An age-mediated U- or V-shaped relationship appears when LHS is plotted against habitual sleep duration, with the fastest strategies occupying the sections of the curve with the highest mortality risk: < 6.5 hr (short sleep) and > 8.5 hr (long sleep). LH 'fastness' is associated with increased sleepiness and worse overall sleep quality: delayed sleep onset latency, more wakefulness after sleep onset, higher sleep-wake instability and greater sleep duration variability. Hedonic valuations of sleep may mediate the effects of LHS on certain sleep parameters.

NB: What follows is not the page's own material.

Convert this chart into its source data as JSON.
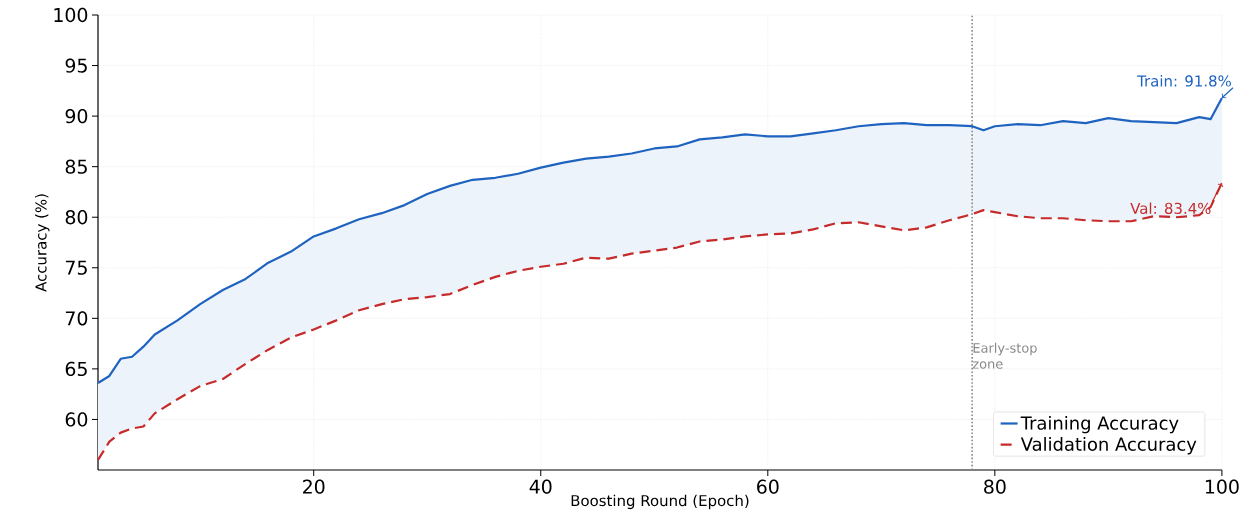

Conclusions and implications

The costs of deprioritizing maintenance can be parameterized in the domain of sleep, where 'life history fastness' corresponds with sleep patterns associated with greater senescence and mortality. Individual differences in sleep having significant health implications can thus be understood as components of lifelong trajectories likely stemming from calibration to developmental circumstances. Relatedly, hedonic valuations of sleep may constitute useful avenues for non-pharmacological management of chronic sleep disorders.Lay Summary: Sleep is essential because it allows the body to repair and maintain itself. But time spent sleeping is time that cannot be spent doing other things. People differ in how much they prioritize immediate rewards, including sociosexual opportunities, versus long-term goals. In this research, we show that individual differences in sleep behaviors, and attitudes toward sleep, correspond with psychological and behavioral differences reflecting such differing priorities. Orientation toward sleep can thus be understood as part of the overall lifetime strategies that people pursue.